For the first time in over a year I smelled roses and didn’t gag. Everything about the situation was wrong: the 80-degree November morning and the roses themselves, sluggishly in bloom despite the season, and visibly waiting to be spared. And as I walked past the front yard that housed this odd scene, I caught a whiff. It was faint at first, but the farther I walked past, the more the fragrance grew. And as it rose, I admired the scent more and more until suddenly I realized there was something especially unusual, almost troubling, about this otherwise unusual scene.
I paused to consider the missing ingredient. It was the unmistakable odor of formaldehyde. This atrocious smelling chemical is used to treat bodies of the deceased between their autopsy and their burial, if in fact the family has chosen a viewing or open casket funeral. This odor, almost like a ghost limb, has been neurologically attached to the scent of roses since my mom’s funeral.

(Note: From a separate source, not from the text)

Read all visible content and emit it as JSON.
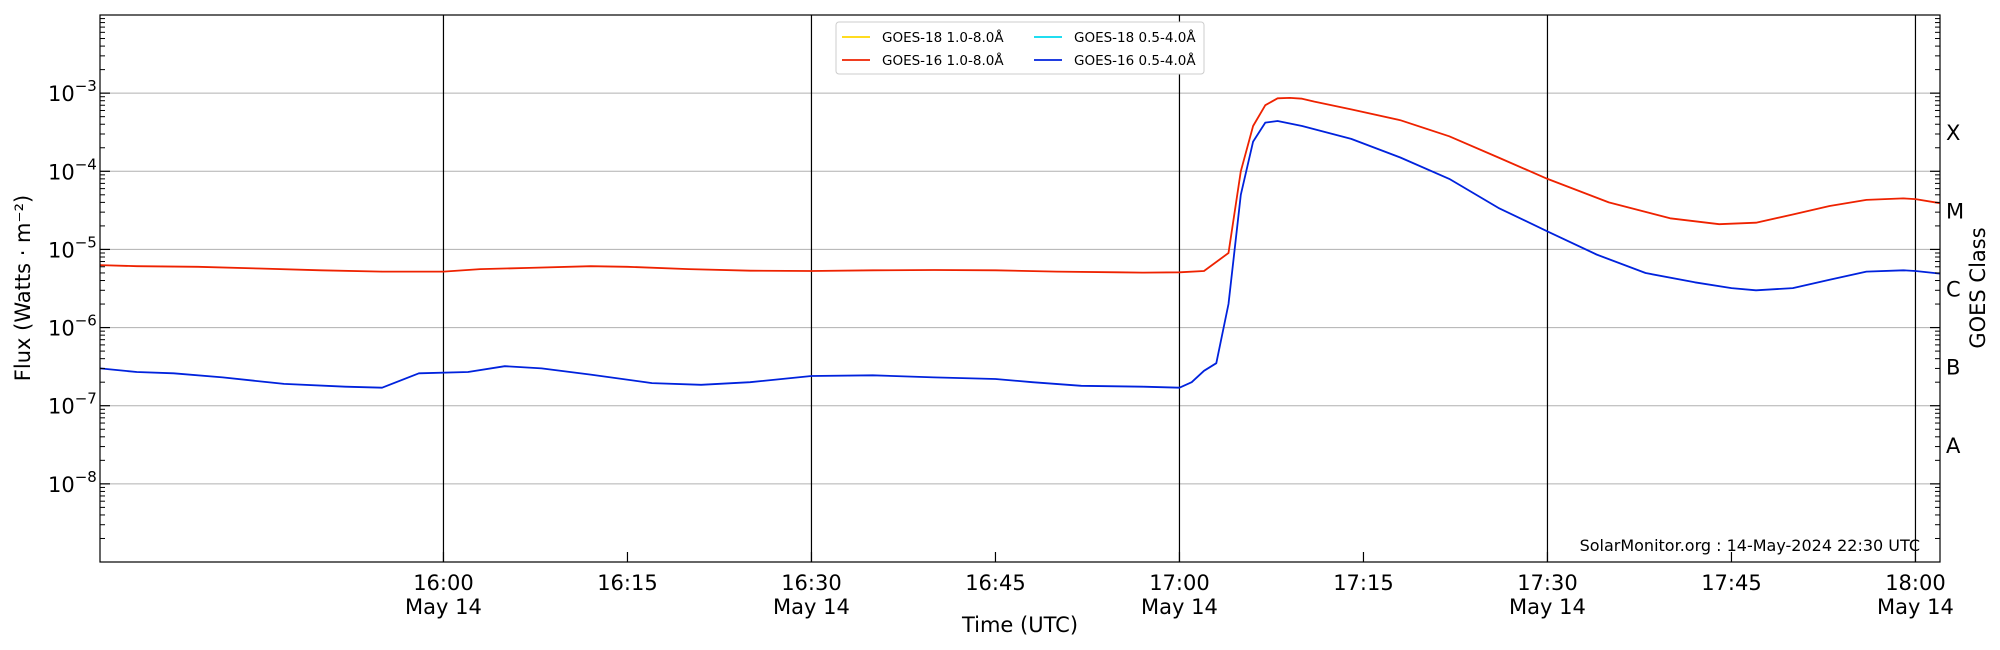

The lift, or disappearance of formaldehyde, is amazing. On some deeper level I’m sure it represents some part of my grieving process, a kind of letting go perhaps. The hardest thing I’ve ever done has been letting go of my mother who was dead the whole time she was alive, or at least the whole time I was alive.
It made me think about how comfortable people get in the recovery process. Like a bad breakup, it’s less frightening at times to hang onto bitterness and resentment than it is to drop those feelings and emerge into a new emotional place. At some point during my grief and recovery, I defined myself by it, so naturally I never wanted to let it go.
But I had a pumpkin pie to bake.
A few weeks ago a friend of mine explained the word “enjoy” to her 3-year-old daughter. She defined the word as “something you do for pleasure.” I hoped the little girl would say she enjoyed life, or enjoyed being happy, which is what I would have said if her mother asked me what I enjoy.
The roses, they don’t smell like embalming ingredients anymore. The war is over. I kept walking to the store; prouder and even happier than I’d been when I left the house initially. It’s 80-degrees in November and honestly, almost too hot to spend the afternoon in the kitchen baking a pumpkin pie. But the show goes on. And it’s better than ever.